Depending upon who you talk to, ethics and morals are synonyms.
The rule of thumb for their difference is, in the case of eating food…

It is always moral to ingest certain substances at certain intervals (unconditional rule – it doesn’t matter whether you want to or not).

This is generally the distinction. Ethics need to be falsified and falsifiable, morals do not. In fact, per the system of morals, as distinguished from ethics (if you don’t use them as synonyms) — it is immoral for a moral statement to be falsifiable (because that suggests accountability, which is a nono for exploitation of other human beings; hence post modernism and whatnot). The rule for morality is much older than post-modernism though!

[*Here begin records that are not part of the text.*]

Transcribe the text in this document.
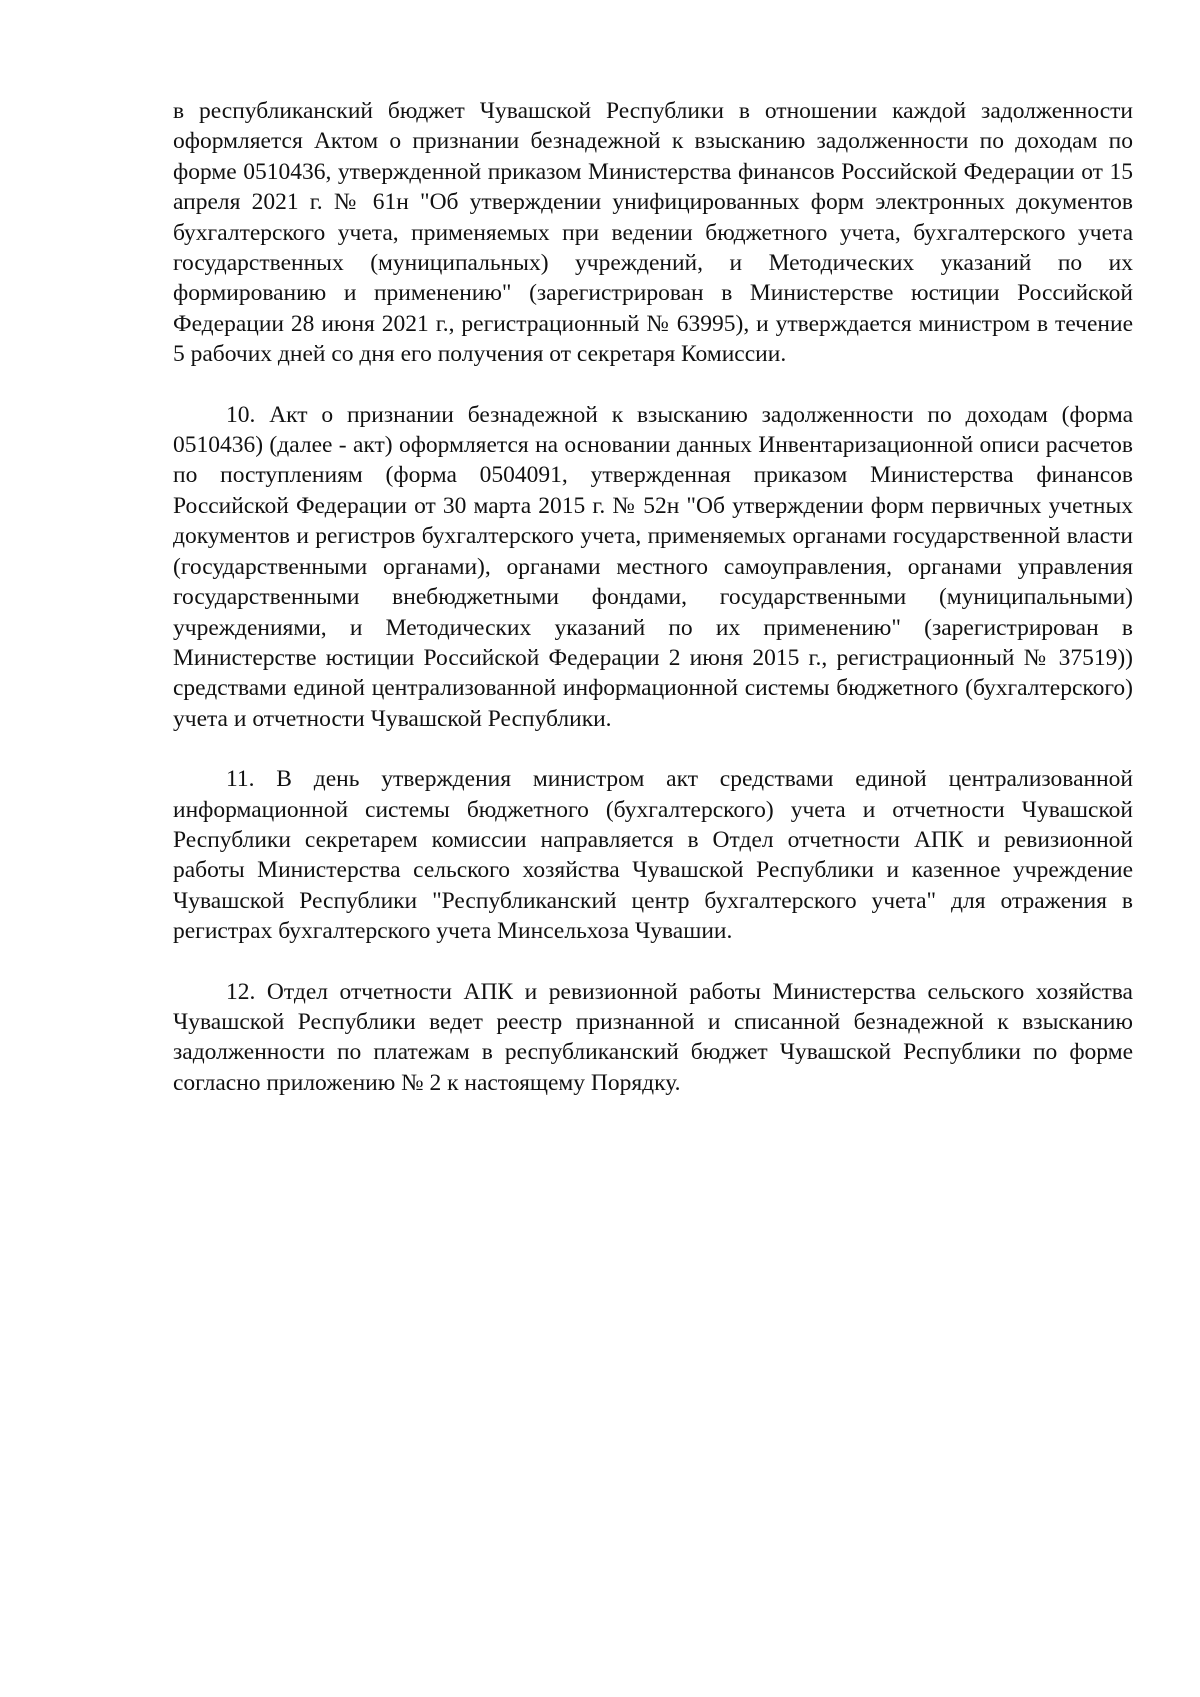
в республиканский бюджет Чувашской Республики в отношении каждой задолженности оформляется Актом о признании безнадежной к взысканию задолженности по доходам по форме 0510436, утвержденной приказом Министерства финансов Российской Федерации от 15 апреля 2021 г. № 61н "Об утверждении унифицированных форм электронных документов бухгалтерского учета, применяемых при ведении бюджетного учета, бухгалтерского учета государственных (муниципальных) учреждений, и Методических указаний по их формированию и применению" (зарегистрирован в Министерстве юстиции Российской Федерации 28 июня 2021 г., регистрационный № 63995), и утверждается министром в течение 5 рабочих дней со дня его получения от секретаря Комиссии.

10. Акт о признании безнадежной к взысканию задолженности по доходам (форма 0510436) (далее - акт) оформляется на основании данных Инвентаризационной описи расчетов по поступлениям (форма 0504091, утвержденная приказом Министерства финансов Российской Федерации от 30 марта 2015 г. № 52н "Об утверждении форм первичных учетных документов и регистров бухгалтерского учета, применяемых органами государственной власти (государственными органами), органами местного самоуправления, органами управления государственными внебюджетными фондами, государственными (муниципальными) учреждениями, и Методических указаний по их применению" (зарегистрирован в Министерстве юстиции Российской Федерации 2 июня 2015 г., регистрационный № 37519)) средствами единой централизованной информационной системы бюджетного (бухгалтерского) учета и отчетности Чувашской Республики.

11. В день утверждения министром акт средствами единой централизованной информационной системы бюджетного (бухгалтерского) учета и отчетности Чувашской Республики секретарем комиссии направляется в Отдел отчетности АПК и ревизионной работы Министерства сельского хозяйства Чувашской Республики и казенное учреждение Чувашской Республики "Республиканский центр бухгалтерского учета" для отражения в регистрах бухгалтерского учета Минсельхоза Чувашии.

12. Отдел отчетности АПК и ревизионной работы Министерства сельского хозяйства Чувашской Республики ведет реестр признанной и списанной безнадежной к взысканию задолженности по платежам в республиканский бюджет Чувашской Республики по форме согласно приложению № 2 к настоящему Порядку.
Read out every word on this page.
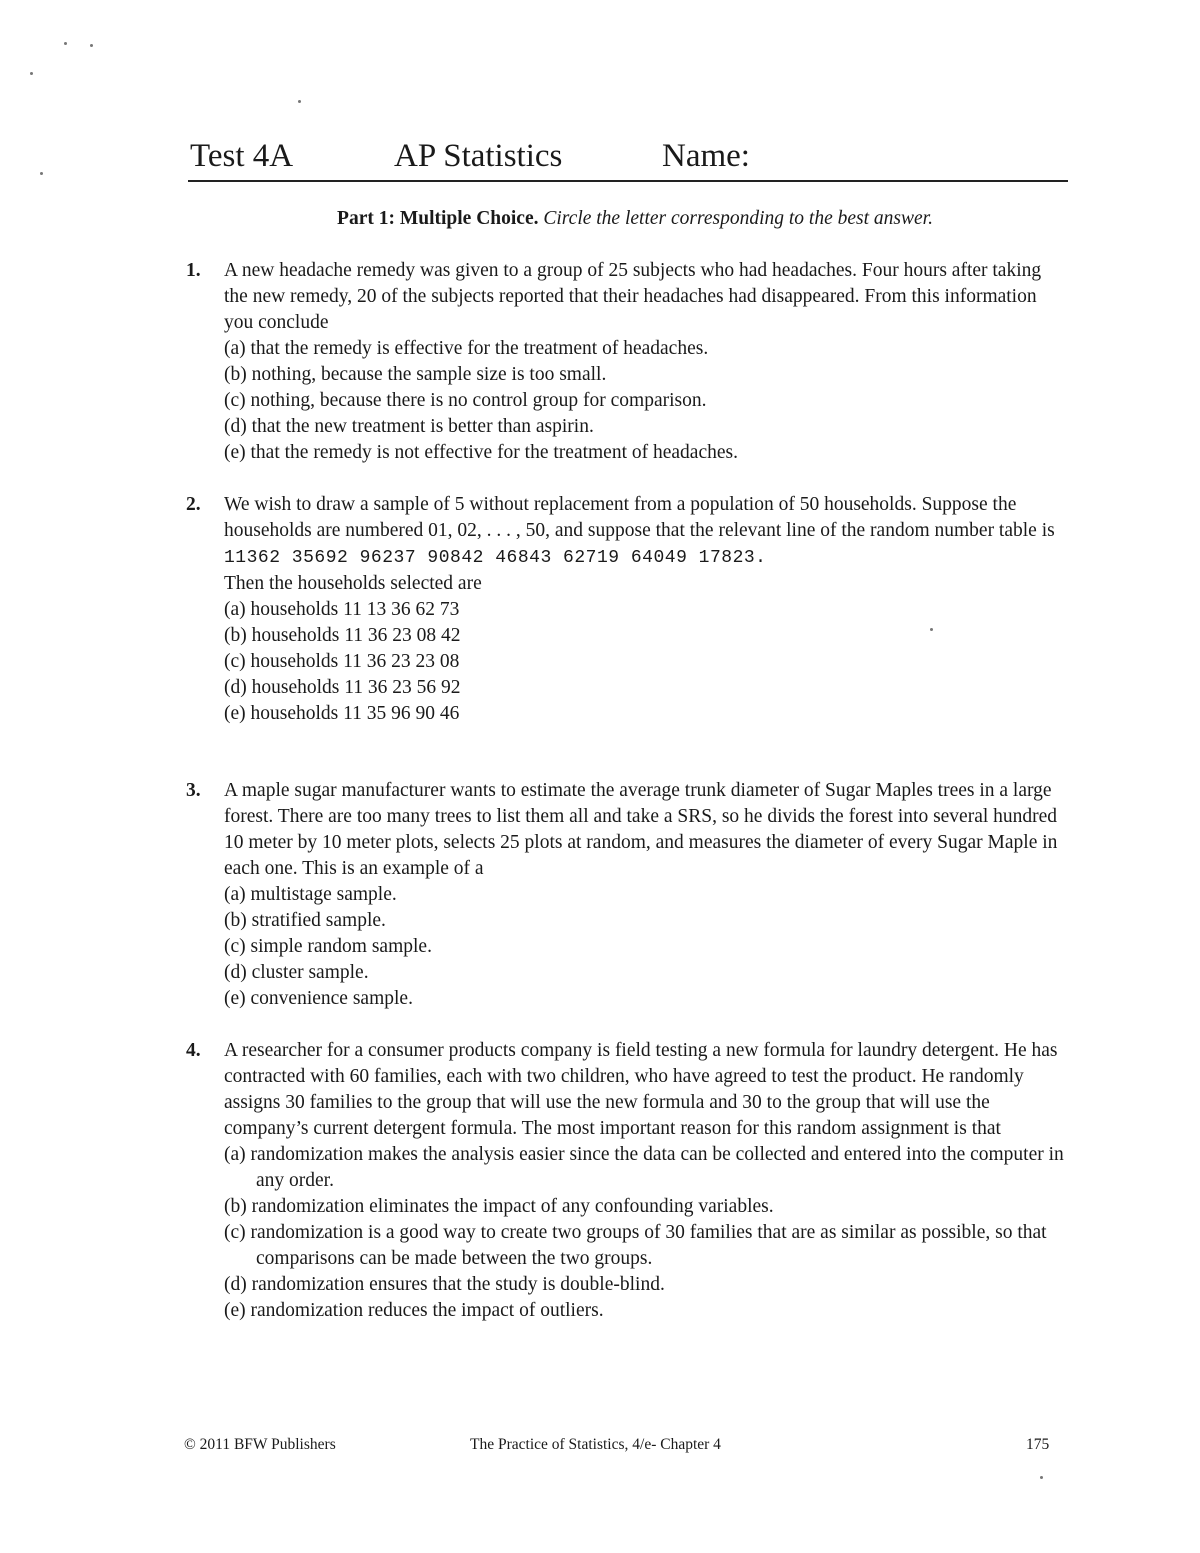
Test 4A	AP Statistics	Name:
Part 1: Multiple Choice. Circle the letter corresponding to the best answer.
1. A new headache remedy was given to a group of 25 subjects who had headaches. Four hours after taking the new remedy, 20 of the subjects reported that their headaches had disappeared. From this information you conclude
(a) that the remedy is effective for the treatment of headaches.
(b) nothing, because the sample size is too small.
(c) nothing, because there is no control group for comparison.
(d) that the new treatment is better than aspirin.
(e) that the remedy is not effective for the treatment of headaches.
2. We wish to draw a sample of 5 without replacement from a population of 50 households. Suppose the households are numbered 01, 02, . . . , 50, and suppose that the relevant line of the random number table is 11362 35692 96237 90842 46843 62719 64049 17823.
Then the households selected are
(a) households 11 13 36 62 73
(b) households 11 36 23 08 42
(c) households 11 36 23 23 08
(d) households 11 36 23 56 92
(e) households 11 35 96 90 46
3. A maple sugar manufacturer wants to estimate the average trunk diameter of Sugar Maples trees in a large forest. There are too many trees to list them all and take a SRS, so he divids the forest into several hundred 10 meter by 10 meter plots, selects 25 plots at random, and measures the diameter of every Sugar Maple in each one. This is an example of a
(a) multistage sample.
(b) stratified sample.
(c) simple random sample.
(d) cluster sample.
(e) convenience sample.
4. A researcher for a consumer products company is field testing a new formula for laundry detergent. He has contracted with 60 families, each with two children, who have agreed to test the product. He randomly assigns 30 families to the group that will use the new formula and 30 to the group that will use the company’s current detergent formula. The most important reason for this random assignment is that
(a) randomization makes the analysis easier since the data can be collected and entered into the computer in any order.
(b) randomization eliminates the impact of any confounding variables.
(c) randomization is a good way to create two groups of 30 families that are as similar as possible, so that comparisons can be made between the two groups.
(d) randomization ensures that the study is double-blind.
(e) randomization reduces the impact of outliers.
© 2011 BFW Publishers	The Practice of Statistics, 4/e- Chapter 4	175
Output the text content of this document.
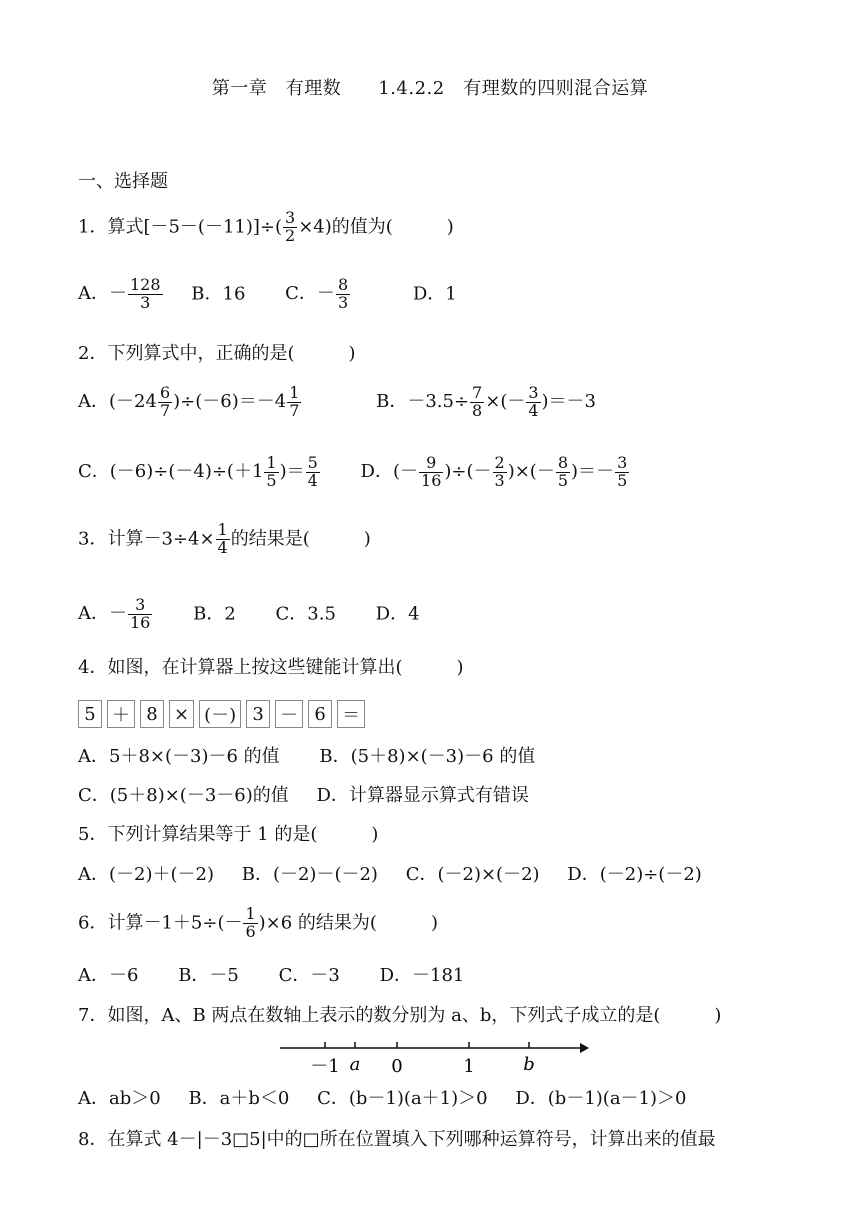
第一章　有理数　　1.4.2.2　有理数的四则混合运算
一、选择题
1．算式$[-5-(-11)]\div( \frac{3}{2} \times 4)$的值为(　　　)
A．－ $\frac{128}{3}$ B．16 C．－ $\frac{8}{3}$	D．1
2．下列算式中，正确的是(　　　)
A．$(-24 \frac{6}{7} )\div(-6)=-4 \frac{1}{7}$	B．$-3.5\div \frac{7}{8}$ ×(－ $\frac{3}{4} )=-3$
C．$(-6)\div(-4)\div(+1 \frac{1}{5}$ )＝ $\frac{5}{4}$ D．(－ $\frac{9}{16}$ )÷(－ $\frac{2}{3}$ )×(－ $\frac{8}{5}$ )＝－ $\frac{3}{5}$
3．计算$-3\div 4\times \frac{1}{4}$ 的结果是(　　　)
A．－ $\frac{3}{16}$ B．2 C．3.5 D．4
4．如图，在计算器上按这些键能计算出(　　　)
5 ＋ 8 × (－) 3 － 6 ＝
A．5＋8×(－3)－6 的值 B．(5＋8)×(－3)－6 的值
C．(5＋8)×(－3－6)的值 D．计算器显示算式有错误
5．下列计算结果等于 1 的是(　　　)
A．(－2)＋(－2) B．(－2)－(－2) C．(－2)×(－2) D．(－2)÷(－2)
6．计算$-1+5\div(- \frac{1}{6} )\times 6$ 的结果为(　　　)
A．－6 B．－5 C．－3 D．－181
7．如图，A、B 两点在数轴上表示的数分别为 a、b，下列式子成立的是(　　　)
－1 a 0	1	b
A．ab＞0 B．a＋b＜0 C．(b－1)(a＋1)＞0 D．(b－1)(a－1)＞0
8．在算式 4－|－3□5|中的□所在位置填入下列哪种运算符号，计算出来的值最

So, ironically, it is business ethical (if you want to exploit people for profit) to to use ethics and morality as sysnonyms, but to use the definition of morality and pretend that your using the definition of ethics. In this sense, it is ethical to make sure that it’s unknown that it’s unethical to have ethics be a term of falsifiability.

But, to return to the original point… for any ethic, you need a desire.

Harmful to the corporation yes, but not necesarily to the individuals who performed the bad acts. That is the problem that everyone is identifying and I have long agreed with that view of the corporate structure.

For example, the Ford Motor Co. exectutives were told that the fuel tank on the Pinto was prone to explosion in rear end collisions. They decided that it was cheaper to settle any lawsuits resulting from injury accidents than it was to redesign and retool so late in the production cycle.

Result, they probably got bonuses based on that year’s results because the shit didn’t hit the fan until later. And then when it did hit the fan it wasn’t the executives who made the decision who suffered. Their salaries continued at the same level, or even higher because now they had to steer the company through rough times and that’s worth more salary, right? It was the stockholders, and of course the Pinto customers who were killed or badly injured, who suffered. Also the Pinto owners who suddenly found themselves with a car than they had a hard time selling to anybody.